Question

A stationary hydrogen atom deexcites from first excited state to ground state. Find recoil speed of hydrogen atom up to nearest integer value. 
(mass of hydrogen atom = \(1.8 \times 10^{-27}\) \(kg\))

Answer 1

The absolute change in ground state energy is \(|ΔE_0| = (-13.6 \left\{1-\frac{1}{4}\right\} )ev\). The absolute change in energy is \(|ΔE| = 10.2\ ev\). The wavelength is calculated as \(λ=\frac{12400}{10.2} × 10^{-10}\ m\). Momentum is given by \(ρ=\frac{h}{λ} \), which equals \(\frac{6.63 × 10^{-34} × 10.2}{12400 × 10^{-10}}\). Since \(mv=\frac{h}{λ}\), the value is \(1.8 × 10^{-27}\).

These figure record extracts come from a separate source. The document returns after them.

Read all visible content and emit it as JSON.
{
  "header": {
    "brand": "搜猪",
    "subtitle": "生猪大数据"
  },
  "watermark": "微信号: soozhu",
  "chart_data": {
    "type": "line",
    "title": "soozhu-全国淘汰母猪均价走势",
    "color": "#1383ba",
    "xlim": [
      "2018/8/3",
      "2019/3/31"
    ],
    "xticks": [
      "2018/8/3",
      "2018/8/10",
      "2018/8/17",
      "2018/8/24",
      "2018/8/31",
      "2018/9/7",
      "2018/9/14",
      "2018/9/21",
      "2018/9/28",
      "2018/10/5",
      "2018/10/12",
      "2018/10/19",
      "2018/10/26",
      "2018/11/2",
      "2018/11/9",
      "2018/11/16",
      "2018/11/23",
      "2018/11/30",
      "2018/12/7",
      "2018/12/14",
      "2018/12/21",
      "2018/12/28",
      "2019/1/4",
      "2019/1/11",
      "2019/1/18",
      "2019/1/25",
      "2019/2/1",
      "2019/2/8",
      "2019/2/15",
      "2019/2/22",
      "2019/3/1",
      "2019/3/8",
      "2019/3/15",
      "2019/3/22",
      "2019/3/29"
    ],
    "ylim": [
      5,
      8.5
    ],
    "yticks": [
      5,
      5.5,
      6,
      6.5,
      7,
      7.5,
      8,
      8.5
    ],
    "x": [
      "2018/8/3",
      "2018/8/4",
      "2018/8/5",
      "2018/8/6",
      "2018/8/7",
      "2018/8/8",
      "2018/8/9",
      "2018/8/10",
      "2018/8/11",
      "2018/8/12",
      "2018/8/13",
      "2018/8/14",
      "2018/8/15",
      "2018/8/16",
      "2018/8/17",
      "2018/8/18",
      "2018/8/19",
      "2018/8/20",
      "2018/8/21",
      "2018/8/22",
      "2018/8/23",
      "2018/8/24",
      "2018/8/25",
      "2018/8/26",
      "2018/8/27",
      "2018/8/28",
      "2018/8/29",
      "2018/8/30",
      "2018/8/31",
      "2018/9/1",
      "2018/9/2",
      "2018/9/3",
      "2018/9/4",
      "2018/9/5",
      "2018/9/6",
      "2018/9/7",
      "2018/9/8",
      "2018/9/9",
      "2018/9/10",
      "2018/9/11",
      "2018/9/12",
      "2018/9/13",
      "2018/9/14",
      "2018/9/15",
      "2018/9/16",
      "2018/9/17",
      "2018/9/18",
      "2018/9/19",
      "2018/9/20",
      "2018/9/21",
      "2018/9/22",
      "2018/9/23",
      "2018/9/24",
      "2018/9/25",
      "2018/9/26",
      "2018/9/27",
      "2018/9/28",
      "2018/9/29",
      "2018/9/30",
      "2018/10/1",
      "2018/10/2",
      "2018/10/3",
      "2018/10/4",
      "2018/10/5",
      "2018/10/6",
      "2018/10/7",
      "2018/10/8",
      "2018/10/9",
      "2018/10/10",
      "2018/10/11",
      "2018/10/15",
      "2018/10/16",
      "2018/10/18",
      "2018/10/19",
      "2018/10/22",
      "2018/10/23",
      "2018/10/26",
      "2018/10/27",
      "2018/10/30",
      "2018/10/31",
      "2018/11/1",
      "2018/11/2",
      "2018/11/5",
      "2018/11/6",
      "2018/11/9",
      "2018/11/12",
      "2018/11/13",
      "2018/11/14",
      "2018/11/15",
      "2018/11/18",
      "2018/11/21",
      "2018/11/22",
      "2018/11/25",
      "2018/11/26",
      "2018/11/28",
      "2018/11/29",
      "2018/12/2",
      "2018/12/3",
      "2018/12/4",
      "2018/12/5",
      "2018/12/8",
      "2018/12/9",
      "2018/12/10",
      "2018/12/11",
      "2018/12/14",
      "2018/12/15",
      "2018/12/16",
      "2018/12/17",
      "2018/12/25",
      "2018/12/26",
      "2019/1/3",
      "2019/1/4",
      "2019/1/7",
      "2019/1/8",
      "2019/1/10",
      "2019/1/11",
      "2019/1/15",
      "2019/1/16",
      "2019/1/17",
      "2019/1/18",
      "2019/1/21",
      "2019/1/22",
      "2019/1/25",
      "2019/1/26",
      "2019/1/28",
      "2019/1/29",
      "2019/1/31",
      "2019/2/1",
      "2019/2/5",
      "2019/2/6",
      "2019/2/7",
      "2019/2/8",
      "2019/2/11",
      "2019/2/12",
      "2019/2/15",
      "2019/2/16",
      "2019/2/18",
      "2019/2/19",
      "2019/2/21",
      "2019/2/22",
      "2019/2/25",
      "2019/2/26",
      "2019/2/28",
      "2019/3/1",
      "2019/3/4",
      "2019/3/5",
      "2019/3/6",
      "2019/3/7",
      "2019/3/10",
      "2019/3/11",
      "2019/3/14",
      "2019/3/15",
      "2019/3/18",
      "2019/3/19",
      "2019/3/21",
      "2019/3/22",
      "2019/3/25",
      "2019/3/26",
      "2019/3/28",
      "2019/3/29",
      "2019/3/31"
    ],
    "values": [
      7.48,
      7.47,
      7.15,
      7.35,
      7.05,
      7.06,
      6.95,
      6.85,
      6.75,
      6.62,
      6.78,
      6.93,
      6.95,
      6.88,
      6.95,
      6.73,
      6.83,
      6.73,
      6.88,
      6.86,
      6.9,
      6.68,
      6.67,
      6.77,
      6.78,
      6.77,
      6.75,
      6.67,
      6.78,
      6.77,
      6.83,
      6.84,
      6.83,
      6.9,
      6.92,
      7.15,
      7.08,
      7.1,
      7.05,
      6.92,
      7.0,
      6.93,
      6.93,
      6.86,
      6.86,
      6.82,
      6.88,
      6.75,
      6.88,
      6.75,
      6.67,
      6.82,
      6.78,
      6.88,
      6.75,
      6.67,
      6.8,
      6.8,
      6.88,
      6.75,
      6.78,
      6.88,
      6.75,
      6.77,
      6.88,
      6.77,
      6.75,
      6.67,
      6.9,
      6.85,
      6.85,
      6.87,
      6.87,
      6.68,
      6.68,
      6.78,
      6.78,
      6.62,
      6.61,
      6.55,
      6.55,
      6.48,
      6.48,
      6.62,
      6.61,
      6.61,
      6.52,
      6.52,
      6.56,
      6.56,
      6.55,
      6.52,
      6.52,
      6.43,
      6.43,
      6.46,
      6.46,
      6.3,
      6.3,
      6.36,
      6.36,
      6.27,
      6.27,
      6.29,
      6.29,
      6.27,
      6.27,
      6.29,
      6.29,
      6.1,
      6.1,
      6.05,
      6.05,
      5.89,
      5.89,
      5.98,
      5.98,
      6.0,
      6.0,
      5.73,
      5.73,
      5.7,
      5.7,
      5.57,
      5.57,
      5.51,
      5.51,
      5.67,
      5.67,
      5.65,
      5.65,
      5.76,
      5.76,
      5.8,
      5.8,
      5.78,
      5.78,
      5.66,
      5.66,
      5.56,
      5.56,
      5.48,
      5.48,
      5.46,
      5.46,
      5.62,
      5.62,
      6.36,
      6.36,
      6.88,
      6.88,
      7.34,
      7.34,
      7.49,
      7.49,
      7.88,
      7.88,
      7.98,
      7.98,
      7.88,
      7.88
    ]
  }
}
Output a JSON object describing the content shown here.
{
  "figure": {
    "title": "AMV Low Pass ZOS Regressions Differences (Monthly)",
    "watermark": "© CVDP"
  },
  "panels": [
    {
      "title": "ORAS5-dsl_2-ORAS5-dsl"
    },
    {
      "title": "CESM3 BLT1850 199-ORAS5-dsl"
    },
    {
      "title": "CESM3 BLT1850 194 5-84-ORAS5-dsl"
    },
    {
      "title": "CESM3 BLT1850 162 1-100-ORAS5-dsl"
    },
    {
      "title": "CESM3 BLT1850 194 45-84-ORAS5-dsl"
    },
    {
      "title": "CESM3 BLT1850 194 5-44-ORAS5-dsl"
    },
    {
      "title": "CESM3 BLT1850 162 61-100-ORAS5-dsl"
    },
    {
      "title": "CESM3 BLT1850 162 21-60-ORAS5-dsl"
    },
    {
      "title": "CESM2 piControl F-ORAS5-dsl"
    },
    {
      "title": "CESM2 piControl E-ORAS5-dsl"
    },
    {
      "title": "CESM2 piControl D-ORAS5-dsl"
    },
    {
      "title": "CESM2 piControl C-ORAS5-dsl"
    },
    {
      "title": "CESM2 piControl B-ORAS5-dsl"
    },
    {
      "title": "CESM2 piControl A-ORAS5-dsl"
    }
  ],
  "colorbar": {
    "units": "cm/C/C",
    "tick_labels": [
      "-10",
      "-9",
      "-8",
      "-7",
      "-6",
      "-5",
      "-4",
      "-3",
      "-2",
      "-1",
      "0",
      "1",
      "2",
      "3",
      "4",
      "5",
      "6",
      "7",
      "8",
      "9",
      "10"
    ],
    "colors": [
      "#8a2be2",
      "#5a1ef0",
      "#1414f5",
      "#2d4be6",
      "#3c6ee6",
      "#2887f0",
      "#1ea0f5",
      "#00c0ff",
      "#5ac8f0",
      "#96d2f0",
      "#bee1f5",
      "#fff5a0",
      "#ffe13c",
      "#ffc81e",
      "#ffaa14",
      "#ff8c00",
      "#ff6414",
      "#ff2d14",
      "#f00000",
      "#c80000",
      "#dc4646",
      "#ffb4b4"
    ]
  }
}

The velocity is \(v = \frac{6.63×10.2×10^{-34}}{12400 × 10^{-10}}\), which simplifies to \(v =\frac{6.63 × 10.2}{12400 × 1.8} × 10^3\), further reducing to \(\frac{6.63 × 102}{124 × 1.8}\), and finally \(3.02 ≈ 3\ m/s\). Therefore, the recoil speed of the hydrogen atom is approximately 3 m/s.